Lurking within its wild borders lies the continent's second largest waterfall, and we'll pay a deserved visit to this natural wonder –- the spectacular Calandula Falls. Winding down the Tundavala Escarpment we will travel through Leba Pass, one of the most scenic passes in all of Africa, providing for some spectacular photographic opportunities while we look for several of the endemic birds which occur there. Angola might be a diamond in the rough, but deep within lies a country of surprising beauty, hosting an array of endemic birds, which on its own should make it one of the "must visit" African destinations.

Angola covers an impressive diversity of habitats, from Congo Basin forests to the Namib Desert, and has an equally remarkable bird list including a host of rarely-seen endemics and specialties. Over the last 15 years, great strides have been made to improve its infrastructure, to the point where it is now a destination suitable for most birders. Difficulties with obtaining visitor visas used to be the greatest obstacle, but this has also improved with the introduction of an eVisa system, and we will provide the supporting documentation needed to all tour participants.

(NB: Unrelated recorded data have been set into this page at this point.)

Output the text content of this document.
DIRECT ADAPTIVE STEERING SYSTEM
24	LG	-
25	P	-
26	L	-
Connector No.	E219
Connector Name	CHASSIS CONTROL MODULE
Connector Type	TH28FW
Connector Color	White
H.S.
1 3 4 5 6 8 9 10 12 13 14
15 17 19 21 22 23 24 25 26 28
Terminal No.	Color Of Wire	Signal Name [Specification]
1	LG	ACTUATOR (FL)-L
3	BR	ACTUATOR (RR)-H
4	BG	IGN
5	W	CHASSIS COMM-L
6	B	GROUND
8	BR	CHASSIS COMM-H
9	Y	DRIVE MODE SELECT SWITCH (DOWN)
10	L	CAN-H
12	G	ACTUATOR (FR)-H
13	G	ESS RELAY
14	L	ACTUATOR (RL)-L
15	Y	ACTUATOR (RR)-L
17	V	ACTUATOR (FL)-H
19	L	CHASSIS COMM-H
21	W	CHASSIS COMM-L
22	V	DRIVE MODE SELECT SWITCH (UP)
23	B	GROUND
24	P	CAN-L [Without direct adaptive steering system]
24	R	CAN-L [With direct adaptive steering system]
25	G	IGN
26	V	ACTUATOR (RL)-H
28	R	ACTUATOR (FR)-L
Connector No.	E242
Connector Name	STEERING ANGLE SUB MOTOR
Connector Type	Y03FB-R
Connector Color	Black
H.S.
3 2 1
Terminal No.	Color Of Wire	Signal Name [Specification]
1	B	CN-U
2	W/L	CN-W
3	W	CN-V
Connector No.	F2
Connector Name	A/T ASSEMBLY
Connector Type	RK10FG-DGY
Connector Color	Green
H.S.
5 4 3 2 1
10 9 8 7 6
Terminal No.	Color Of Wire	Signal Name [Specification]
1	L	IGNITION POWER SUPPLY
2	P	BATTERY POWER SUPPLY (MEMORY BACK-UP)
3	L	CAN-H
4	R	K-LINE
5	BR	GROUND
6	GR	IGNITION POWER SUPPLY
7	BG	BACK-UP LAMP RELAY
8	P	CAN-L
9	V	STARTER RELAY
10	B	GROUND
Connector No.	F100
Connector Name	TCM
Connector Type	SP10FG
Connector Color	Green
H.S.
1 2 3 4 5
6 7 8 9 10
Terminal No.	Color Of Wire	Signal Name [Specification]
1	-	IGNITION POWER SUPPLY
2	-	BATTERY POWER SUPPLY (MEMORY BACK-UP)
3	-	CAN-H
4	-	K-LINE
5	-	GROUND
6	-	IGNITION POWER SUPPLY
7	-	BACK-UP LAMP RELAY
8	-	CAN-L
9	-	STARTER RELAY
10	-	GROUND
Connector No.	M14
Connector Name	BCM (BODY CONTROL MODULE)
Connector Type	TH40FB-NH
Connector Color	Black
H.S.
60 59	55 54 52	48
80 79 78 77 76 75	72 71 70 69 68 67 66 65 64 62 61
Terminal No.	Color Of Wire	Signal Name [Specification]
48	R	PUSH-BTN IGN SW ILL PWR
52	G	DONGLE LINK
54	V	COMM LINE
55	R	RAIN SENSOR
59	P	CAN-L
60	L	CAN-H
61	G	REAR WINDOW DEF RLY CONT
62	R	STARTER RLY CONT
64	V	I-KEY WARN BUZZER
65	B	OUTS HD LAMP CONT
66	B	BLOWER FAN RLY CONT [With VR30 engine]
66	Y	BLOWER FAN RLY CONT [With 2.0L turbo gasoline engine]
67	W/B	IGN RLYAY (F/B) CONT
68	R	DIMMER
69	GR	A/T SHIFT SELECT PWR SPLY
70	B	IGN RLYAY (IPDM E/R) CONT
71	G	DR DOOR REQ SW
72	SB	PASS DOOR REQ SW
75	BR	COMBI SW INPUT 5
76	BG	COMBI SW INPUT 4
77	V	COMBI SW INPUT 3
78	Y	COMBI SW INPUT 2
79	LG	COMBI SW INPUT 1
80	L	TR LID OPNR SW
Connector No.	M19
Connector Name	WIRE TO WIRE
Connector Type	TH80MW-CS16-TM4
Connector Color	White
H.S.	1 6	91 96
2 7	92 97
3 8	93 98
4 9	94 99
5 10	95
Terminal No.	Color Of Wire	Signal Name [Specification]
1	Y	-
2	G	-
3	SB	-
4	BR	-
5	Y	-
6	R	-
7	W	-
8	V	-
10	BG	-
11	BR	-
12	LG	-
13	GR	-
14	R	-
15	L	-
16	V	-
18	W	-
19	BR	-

Although most people in Angola do not speak English, they are very friendly, the climate is mostly temperate, and facilities in the main centers are becoming better all the time. Transportation for our safari will be primarily in specially adapted 4X4 Toyota Landcruisers, with radio communication, air conditioning, roof hatches, and a fridge for carrying cold bottled drinking water. We'll generally be out birding for most of the day, with packed lunches in the more remote areas and on several travel days.

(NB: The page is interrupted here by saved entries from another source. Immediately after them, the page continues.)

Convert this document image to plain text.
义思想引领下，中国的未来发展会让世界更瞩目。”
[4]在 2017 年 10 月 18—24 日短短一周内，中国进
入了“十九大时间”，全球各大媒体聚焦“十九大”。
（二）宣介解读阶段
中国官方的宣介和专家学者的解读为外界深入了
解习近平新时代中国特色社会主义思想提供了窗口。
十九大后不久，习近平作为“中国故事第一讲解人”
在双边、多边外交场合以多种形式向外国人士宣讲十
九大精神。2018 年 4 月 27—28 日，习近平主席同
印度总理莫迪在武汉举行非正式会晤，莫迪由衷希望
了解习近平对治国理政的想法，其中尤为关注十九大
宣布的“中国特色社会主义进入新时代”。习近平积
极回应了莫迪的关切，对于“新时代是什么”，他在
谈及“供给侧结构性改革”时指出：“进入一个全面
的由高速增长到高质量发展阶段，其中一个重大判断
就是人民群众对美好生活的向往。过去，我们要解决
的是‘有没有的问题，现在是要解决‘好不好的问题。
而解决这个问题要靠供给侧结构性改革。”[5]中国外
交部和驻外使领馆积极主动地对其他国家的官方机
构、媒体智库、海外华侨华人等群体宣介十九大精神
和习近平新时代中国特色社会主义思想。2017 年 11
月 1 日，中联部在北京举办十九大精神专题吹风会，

SPECIAL NOTE: This is NOT a tour with accommodation like what you may be used to if you have already visited East or South Africa. It is NOT the usual Field Guides tour. It is designed to offer the opportunity to see some of Africa's most little-known and range-restricted birds. Due to the vast size of the country, there are several long travel days to remote locations, where we will stay in simple hotels in towns (all are clean and provide ample buffet-style food). Rest assured, these are the very best places available, and the birding rewards should be great! The quality of your experience in Angola will be greatly enhanced by the fact that this safari is strictly limited to just six participants per vehicle in two vehicles traveling together with Terry Stevenson, Errol de Beer, and their respective drivers. This allows each participant to have a window (no one sits in a middle seat) and both vehicles are air-conditioned. Camping is no longer necessary anywhere on this tour, and we will stay in mostly comfortable lodges and hotels. Food is plentiful (way too much in many places) and often with a Portuguese influence.